財閥御曹司は最愛の君と極上の愛を奏でる
「……え?」
衣都はその場に立ち尽くし、思わず二度見した。
だって、リビングには黒々と輝くグランドピアノが衣都の帰りを待っていたからだ。
「さあ、座って。調律ももう済んでいるんだ」
響は衣都の背中に手を添え、鍵盤の前へと誘った。
手ずからスツールを引き出し、鍵盤の蓋を開けていく。
さあ、どうぞと言わんばかりに甲斐甲斐しく準備を整えられ、衣都は身体を強張らせた。
(……弾けない)
スツールに腰掛ける衣都の指は小刻みに震えていた。
もし響の前でピアノを弾いてしまったら、彼を信用していないことがピアノを通じて伝わってしまう。
「衣都?どうしたの?」
「ごめんなさい……。
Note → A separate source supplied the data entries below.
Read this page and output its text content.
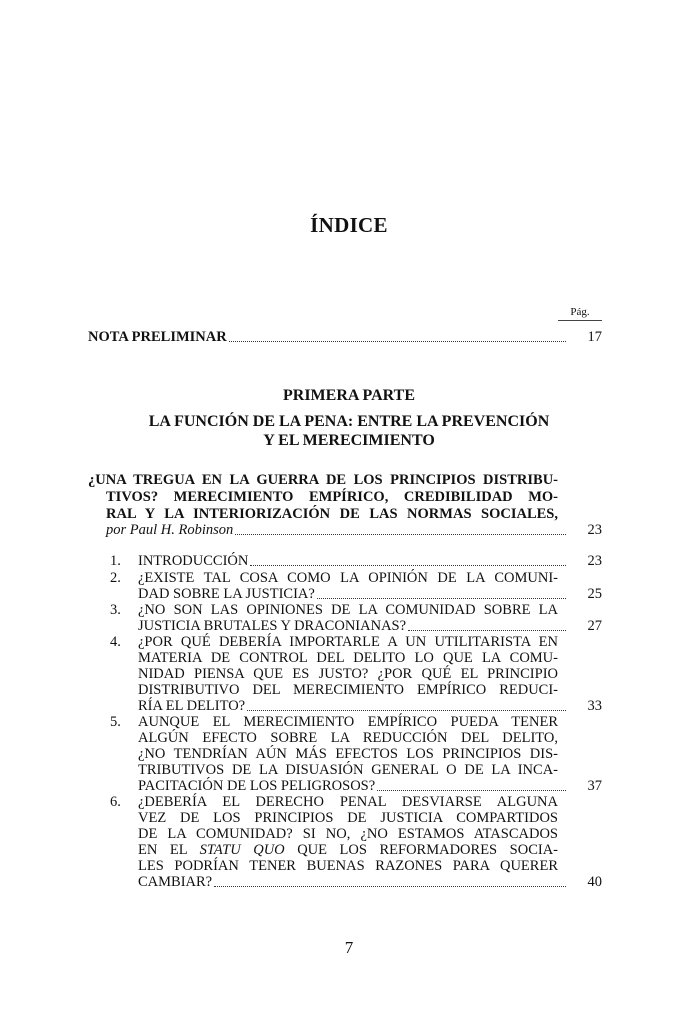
ÍNDICE
Pág.
NOTA PRELIMINAR	17
PRIMERA PARTE
LA FUNCIÓN DE LA PENA: ENTRE LA PREVENCIÓN
Y EL MERECIMIENTO
¿UNA TREGUA EN LA GUERRA DE LOS PRINCIPIOS DISTRIBU-
TIVOS? MERECIMIENTO EMPÍRICO, CREDIBILIDAD MO-
RAL Y LA INTERIORIZACIÓN DE LAS NORMAS SOCIALES,
por Paul H. Robinson	23
1. INTRODUCCIÓN	23
2. ¿EXISTE TAL COSA COMO LA OPINIÓN DE LA COMUNI-
DAD SOBRE LA JUSTICIA?	25
3. ¿NO SON LAS OPINIONES DE LA COMUNIDAD SOBRE LA
JUSTICIA BRUTALES Y DRACONIANAS?	27
4. ¿POR QUÉ DEBERÍA IMPORTARLE A UN UTILITARISTA EN
MATERIA DE CONTROL DEL DELITO LO QUE LA COMU-
NIDAD PIENSA QUE ES JUSTO? ¿POR QUÉ EL PRINCIPIO
DISTRIBUTIVO DEL MERECIMIENTO EMPÍRICO REDUCI-
RÍA EL DELITO?	33
5. AUNQUE EL MERECIMIENTO EMPÍRICO PUEDA TENER
ALGÚN EFECTO SOBRE LA REDUCCIÓN DEL DELITO,
¿NO TENDRÍAN AÚN MÁS EFECTOS LOS PRINCIPIOS DIS-
TRIBUTIVOS DE LA DISUASIÓN GENERAL O DE LA INCA-
PACITACIÓN DE LOS PELIGROSOS?	37
6. ¿DEBERÍA EL DERECHO PENAL DESVIARSE ALGUNA
VEZ DE LOS PRINCIPIOS DE JUSTICIA COMPARTIDOS
DE LA COMUNIDAD? SI NO, ¿NO ESTAMOS ATASCADOS
EN EL STATU QUO QUE LOS REFORMADORES SOCIA-
LES PODRÍAN TENER BUENAS RAZONES PARA QUERER
CAMBIAR?	40
7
今は弾けないの。とても疲れていて……」
なんとも煮え切らない、拙い言い訳だった。
衣都がこんなに立派なグランドピアノを前にして、一曲弾かないなんてことは本来あり得ない。
響はスツールの前に跪き、そっと衣都の右手をとった。
「ねえ、衣都。僕に隠していることがあるなら正直に言って欲しい」
「隠していることなんて……」
「本当に?」
眼光鋭い上目遣いは、衣都の本心を見透かしているかのようだった。
毛穴から汗がどっと吹き出てきて、息がとまりそうになる。
響は衣都が何かを隠していると、既に確信していた。